Aku menghela napas, berat.
“Aku harus bagaimana, Mbak?” Suaranya terdengar bingung dan putus asa.
“Oke … oke. Mbak bilang dulu sama Mas Val. Jika memungkinkan kami dapat tiket, sekarang juga Mbak menyusul ke sana. Kamu tenang dulu, ya.”
Begitu menutup panggilan telepon dari Yoyok, aku segera menghubungi ponsel suamiku.
Failed! Aku tidak bisa tersambung dengan Mas Valent. Bisa jadi dia sedang rapat, sehingga ponselnya dimatikan.
Bingung … itulah yang kurasakan. Antara langsung mengambil keputusan ataukah menunggunya. Mas Valent biasanya akan marah apabila keputusan diambil tanpa sepengetahuan dia.
Ah biarlah, ini menyangkut keadaan ayah kandungku. Ayah sekaligus ibu buatku. Ibu meninggalkan aku dan Yoyok ketika kami masih kecil. Beliau menyerah dengan kanker kandungan yang diderita setelah setahun melahirkan Yoyok.
Dengan segala resiko, akhirnya aku menghubungi seorang teman supaya memesankan tiket ke Singapura untuk kami berempat. Dan di sinilah kami berada sekarang, di dalam pesawat Wijaya Airlines.
Seperti yang sudah aku duga, sebelum berangkat, Mas Valent marah luar biasa mengetahui kami harus ke Singapura malam ini. Dia sudah terlanjur mengiakan acara makan malam dengan kolega dan terpaksa batal. Segala sumpah serapah dia lontarkan, menudingku sebagai istri yang tidak menghormati suami karena berani mengambil keputusan sendiri.

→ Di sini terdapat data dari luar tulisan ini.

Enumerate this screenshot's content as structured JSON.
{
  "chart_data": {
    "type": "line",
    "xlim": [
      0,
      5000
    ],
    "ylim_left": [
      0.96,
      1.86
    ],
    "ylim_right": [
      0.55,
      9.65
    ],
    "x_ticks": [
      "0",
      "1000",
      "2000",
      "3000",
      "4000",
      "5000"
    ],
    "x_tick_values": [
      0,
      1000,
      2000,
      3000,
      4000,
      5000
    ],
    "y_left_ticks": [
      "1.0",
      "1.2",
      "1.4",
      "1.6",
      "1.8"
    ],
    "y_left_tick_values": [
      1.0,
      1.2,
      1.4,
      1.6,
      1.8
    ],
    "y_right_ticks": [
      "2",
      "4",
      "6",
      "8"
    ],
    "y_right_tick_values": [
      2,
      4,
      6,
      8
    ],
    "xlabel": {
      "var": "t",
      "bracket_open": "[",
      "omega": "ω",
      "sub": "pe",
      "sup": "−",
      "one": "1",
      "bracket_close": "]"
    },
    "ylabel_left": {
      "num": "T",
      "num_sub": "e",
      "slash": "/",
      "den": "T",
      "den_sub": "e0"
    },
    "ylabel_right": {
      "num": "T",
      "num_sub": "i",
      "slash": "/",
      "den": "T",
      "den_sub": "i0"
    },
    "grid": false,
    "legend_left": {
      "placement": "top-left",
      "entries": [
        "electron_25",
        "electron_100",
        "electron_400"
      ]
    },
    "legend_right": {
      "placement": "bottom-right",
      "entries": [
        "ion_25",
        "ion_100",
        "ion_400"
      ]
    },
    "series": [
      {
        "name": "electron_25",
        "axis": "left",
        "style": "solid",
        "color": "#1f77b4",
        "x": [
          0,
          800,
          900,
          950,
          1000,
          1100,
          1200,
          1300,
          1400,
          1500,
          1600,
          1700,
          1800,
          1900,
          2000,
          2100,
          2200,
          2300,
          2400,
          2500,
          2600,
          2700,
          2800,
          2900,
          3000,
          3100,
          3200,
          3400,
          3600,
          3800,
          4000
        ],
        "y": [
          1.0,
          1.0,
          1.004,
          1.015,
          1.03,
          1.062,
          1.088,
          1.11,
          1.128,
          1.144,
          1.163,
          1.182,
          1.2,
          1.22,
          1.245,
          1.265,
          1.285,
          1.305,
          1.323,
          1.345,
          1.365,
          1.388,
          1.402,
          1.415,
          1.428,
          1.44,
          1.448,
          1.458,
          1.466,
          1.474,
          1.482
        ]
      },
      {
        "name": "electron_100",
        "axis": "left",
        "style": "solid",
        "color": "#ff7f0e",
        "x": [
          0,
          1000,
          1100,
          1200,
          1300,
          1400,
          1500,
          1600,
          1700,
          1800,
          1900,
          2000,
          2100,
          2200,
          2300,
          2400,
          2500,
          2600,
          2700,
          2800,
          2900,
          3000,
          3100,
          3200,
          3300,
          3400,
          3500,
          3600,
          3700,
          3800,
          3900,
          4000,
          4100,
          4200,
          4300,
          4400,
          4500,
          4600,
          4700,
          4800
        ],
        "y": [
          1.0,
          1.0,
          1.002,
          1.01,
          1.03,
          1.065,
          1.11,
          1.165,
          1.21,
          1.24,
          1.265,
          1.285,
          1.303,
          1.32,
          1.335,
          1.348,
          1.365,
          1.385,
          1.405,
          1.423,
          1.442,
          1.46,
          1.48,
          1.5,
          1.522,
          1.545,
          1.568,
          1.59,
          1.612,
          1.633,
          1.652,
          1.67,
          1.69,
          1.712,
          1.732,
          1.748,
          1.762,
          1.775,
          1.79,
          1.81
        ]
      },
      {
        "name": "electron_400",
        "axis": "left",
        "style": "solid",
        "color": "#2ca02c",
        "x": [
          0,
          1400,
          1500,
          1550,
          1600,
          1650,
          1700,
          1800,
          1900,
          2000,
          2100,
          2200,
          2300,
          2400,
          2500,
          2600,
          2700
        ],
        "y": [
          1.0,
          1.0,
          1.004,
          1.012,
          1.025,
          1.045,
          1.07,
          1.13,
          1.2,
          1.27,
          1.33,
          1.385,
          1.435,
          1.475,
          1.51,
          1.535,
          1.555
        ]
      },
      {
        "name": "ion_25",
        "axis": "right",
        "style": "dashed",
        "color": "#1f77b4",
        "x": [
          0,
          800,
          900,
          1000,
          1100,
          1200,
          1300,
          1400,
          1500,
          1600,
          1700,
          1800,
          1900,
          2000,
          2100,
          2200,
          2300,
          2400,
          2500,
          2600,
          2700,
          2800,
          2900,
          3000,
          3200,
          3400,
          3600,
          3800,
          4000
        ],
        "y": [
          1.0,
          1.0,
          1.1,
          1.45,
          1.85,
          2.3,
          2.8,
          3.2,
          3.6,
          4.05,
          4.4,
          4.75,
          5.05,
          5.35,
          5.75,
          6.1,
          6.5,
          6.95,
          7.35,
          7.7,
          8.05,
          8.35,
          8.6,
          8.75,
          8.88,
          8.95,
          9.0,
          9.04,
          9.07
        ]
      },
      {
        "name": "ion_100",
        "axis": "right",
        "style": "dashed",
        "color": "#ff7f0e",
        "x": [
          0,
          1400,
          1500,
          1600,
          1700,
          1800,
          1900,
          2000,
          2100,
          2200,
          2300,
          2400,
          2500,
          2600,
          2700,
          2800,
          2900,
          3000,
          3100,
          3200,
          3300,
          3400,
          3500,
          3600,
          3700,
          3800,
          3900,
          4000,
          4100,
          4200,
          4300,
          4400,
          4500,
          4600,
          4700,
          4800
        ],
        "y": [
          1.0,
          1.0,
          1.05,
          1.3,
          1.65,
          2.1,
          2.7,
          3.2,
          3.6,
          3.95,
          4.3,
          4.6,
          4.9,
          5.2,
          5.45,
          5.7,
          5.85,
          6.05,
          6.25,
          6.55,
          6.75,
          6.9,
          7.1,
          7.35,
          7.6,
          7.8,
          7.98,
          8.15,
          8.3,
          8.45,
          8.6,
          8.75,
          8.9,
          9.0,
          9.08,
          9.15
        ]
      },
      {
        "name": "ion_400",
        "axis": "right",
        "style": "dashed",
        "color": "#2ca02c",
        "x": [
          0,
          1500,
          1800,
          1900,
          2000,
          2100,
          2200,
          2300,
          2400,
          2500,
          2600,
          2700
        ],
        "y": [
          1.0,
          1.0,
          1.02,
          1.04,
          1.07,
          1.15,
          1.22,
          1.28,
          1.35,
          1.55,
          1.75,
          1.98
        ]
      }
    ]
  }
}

Aku menangis, terluka oleh sumpah serapahnya. Makian dari Mas Valent, sudah biasa aku terima. Aku jarang menangis, karena aku tahu apabila aku menangis, maka air mata akan keluar sepanjang hari itu. Mitos atau fakta, aku tidak tahu. Namun, itu pasti selalu terjadi.
Aku tidak boleh menangis! Aku menguatkan hatiku.
Tadinya Mas Valent tidak mau ikut, tetapi aku memaksanya. Memang dia mau menemani kami, tetapi dengan syarat, tidak bakal mau membantu segala kerepotanku.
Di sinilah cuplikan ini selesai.